While all of the circuit and logic was performed at MIT, a fundamental
project decision was to collaborate with an industrial design center
for the physical design of the chip. The M-Machine team eventually
selected Cadence Spectrum Design (CSD) as its partner for the MAP
implementation. The extensive chip building experience of the CSD
engineers was critical to the success of the project.
The original design of the MAP chip contained over 13 Million
transistors and consisted of 4 clusters, each with an IU, MU and FPU,
1MBit of onchip unified cache and a 3D Mesh router. As the project
progressed, it became apparent that this design was too large for the
target die size. Some of the key lessons of the MAP implementation
experience resulted from the process of paring the original design to
its final form.
Several factors caused underestimation in the size of the original
design: design methodology, an under-appreciation for the complexity
control logic, and greater expectation from the process technology.

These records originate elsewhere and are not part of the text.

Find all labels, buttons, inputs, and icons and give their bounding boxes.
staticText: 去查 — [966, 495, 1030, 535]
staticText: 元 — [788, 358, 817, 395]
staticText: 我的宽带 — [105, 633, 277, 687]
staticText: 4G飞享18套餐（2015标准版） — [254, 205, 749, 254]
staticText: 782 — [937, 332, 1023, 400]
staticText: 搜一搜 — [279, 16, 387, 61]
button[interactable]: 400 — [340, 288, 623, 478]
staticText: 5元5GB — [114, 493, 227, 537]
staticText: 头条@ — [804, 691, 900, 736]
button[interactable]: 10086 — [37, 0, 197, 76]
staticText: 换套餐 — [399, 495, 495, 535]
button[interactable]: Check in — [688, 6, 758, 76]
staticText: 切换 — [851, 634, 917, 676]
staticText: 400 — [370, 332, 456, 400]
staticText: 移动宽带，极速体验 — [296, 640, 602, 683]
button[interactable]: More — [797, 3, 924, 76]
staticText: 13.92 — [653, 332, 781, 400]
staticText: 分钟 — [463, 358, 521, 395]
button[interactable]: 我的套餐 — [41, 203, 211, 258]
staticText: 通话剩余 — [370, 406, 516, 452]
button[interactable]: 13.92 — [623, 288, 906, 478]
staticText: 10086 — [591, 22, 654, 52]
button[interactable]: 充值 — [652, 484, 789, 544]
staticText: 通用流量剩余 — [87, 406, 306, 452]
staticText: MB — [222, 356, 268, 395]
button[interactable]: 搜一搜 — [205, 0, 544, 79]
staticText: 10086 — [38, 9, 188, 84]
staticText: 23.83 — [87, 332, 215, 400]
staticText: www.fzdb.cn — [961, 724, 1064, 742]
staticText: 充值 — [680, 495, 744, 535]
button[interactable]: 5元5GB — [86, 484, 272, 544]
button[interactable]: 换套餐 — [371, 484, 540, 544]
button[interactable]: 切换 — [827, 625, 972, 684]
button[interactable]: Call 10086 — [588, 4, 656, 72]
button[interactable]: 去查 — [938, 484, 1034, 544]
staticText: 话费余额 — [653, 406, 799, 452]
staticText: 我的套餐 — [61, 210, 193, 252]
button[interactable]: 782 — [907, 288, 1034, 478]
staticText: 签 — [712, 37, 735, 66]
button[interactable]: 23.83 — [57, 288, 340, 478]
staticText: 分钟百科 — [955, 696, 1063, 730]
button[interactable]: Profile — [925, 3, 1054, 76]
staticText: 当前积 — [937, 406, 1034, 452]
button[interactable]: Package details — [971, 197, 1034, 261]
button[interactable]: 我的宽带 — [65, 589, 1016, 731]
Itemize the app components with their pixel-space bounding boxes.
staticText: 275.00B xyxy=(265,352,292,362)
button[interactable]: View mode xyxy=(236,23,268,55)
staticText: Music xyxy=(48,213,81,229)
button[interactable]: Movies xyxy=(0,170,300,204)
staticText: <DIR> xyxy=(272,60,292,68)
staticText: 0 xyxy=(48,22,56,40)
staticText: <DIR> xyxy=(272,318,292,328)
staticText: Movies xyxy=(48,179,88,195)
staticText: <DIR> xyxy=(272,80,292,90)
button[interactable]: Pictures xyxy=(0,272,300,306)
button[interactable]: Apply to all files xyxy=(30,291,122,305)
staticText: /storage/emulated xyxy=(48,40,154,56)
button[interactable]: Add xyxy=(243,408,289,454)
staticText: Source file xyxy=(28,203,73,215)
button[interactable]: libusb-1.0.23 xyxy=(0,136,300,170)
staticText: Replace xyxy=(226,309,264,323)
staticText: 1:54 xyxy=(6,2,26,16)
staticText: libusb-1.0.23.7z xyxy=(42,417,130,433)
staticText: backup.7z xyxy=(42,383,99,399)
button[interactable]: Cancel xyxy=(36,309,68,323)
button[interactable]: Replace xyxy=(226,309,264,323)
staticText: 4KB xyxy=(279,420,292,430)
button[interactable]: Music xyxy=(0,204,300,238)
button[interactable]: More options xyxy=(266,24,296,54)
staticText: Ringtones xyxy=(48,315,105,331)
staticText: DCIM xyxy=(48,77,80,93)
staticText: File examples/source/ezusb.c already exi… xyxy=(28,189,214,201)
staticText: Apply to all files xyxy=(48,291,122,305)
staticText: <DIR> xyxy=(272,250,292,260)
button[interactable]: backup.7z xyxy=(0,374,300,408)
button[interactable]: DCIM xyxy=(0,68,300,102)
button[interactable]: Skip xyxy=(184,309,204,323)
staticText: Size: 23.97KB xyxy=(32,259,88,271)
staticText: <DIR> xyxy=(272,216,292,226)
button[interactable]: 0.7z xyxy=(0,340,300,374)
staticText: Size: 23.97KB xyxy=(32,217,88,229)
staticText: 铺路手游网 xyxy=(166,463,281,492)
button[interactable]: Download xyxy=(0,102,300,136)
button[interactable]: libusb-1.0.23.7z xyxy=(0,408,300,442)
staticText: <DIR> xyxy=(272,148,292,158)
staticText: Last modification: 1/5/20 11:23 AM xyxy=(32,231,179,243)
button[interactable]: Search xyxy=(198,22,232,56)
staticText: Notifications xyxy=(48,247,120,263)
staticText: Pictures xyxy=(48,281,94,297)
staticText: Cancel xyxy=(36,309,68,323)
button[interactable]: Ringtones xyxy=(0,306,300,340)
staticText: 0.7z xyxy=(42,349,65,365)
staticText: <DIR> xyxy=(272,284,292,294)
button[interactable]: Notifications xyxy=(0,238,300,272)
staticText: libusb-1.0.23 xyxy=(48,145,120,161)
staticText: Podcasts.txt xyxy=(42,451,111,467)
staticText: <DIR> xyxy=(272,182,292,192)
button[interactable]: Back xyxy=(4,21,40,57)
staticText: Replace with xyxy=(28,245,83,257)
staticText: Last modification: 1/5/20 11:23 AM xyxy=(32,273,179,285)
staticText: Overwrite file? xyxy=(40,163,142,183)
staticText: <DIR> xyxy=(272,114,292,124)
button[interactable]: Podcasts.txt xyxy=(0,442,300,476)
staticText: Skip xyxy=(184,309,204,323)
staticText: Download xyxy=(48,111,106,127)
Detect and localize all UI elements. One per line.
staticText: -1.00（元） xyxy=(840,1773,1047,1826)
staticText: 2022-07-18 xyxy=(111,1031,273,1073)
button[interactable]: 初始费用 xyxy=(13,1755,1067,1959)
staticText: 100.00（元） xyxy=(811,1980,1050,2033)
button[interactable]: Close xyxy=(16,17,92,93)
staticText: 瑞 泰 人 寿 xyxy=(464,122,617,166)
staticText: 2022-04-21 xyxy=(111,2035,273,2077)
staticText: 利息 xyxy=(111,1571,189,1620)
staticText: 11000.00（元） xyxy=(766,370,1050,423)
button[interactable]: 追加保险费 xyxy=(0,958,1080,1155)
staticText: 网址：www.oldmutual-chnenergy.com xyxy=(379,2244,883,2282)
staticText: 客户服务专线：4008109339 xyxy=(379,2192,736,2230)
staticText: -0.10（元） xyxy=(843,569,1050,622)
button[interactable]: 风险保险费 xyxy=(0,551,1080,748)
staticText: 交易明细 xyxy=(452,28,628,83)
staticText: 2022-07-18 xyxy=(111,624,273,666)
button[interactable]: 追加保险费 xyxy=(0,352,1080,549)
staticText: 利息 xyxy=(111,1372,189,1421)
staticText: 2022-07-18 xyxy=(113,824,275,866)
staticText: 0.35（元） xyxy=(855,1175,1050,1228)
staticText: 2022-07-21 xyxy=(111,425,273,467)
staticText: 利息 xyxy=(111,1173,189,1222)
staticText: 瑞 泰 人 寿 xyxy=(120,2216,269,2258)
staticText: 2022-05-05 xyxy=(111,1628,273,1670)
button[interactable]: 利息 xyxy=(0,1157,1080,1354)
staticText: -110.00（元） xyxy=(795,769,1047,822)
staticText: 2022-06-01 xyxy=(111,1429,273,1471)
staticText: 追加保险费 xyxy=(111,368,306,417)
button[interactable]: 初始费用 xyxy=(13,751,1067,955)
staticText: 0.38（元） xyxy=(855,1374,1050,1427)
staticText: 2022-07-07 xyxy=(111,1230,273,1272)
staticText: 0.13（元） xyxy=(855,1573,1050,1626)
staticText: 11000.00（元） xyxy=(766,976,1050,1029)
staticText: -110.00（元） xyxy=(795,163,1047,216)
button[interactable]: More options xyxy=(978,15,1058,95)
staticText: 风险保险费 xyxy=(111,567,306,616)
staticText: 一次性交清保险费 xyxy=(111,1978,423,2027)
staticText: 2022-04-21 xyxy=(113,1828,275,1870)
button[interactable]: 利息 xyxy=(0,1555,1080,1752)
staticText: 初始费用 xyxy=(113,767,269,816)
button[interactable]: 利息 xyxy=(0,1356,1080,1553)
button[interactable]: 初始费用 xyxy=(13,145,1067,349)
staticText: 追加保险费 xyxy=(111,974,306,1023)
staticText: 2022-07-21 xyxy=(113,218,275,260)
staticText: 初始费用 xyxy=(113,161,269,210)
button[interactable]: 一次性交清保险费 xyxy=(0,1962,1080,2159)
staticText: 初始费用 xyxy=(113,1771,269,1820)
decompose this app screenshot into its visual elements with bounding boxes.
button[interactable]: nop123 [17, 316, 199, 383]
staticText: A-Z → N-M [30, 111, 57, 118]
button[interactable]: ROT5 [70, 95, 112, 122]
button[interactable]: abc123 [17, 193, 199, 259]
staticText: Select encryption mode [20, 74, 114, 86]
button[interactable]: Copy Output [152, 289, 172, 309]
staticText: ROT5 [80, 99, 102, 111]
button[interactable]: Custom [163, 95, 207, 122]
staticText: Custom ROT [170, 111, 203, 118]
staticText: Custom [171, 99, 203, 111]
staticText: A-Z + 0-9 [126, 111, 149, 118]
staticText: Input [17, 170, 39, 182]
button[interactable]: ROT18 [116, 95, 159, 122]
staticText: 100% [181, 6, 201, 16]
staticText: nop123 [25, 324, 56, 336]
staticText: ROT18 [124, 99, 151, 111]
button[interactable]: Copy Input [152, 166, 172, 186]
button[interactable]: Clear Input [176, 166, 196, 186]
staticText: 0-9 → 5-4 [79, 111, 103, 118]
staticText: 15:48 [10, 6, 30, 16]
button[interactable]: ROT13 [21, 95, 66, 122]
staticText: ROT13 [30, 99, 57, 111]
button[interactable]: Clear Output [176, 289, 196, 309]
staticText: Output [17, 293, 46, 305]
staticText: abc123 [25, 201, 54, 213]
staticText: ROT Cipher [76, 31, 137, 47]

The use of the semi-custom datapath layout methodology resulted in an
average 40% area growth in the datapaths, However, the additional
flexibility significantly reduced the time and effort required to make
engineering changes and fix errors. Somewhat surprisingly, the
quantity and complexity of the random control logic and not the
density of the datapaths has dictated both circuit performance and
chip area.
The resulting MAP chip is a 7.5 million transistor microprocessor with
a die size of 18mm x 18mm. It is implemented in a 5-level-metal 0.7um
drawn (0.5um effective) CMOS process. IBM Corporation is manufacturing
the MAP chip described in this presentation for MIT. Each MAP die
will be packaged in an MCM-L chip carrier with 5 16Mb SDRAM TSOPs.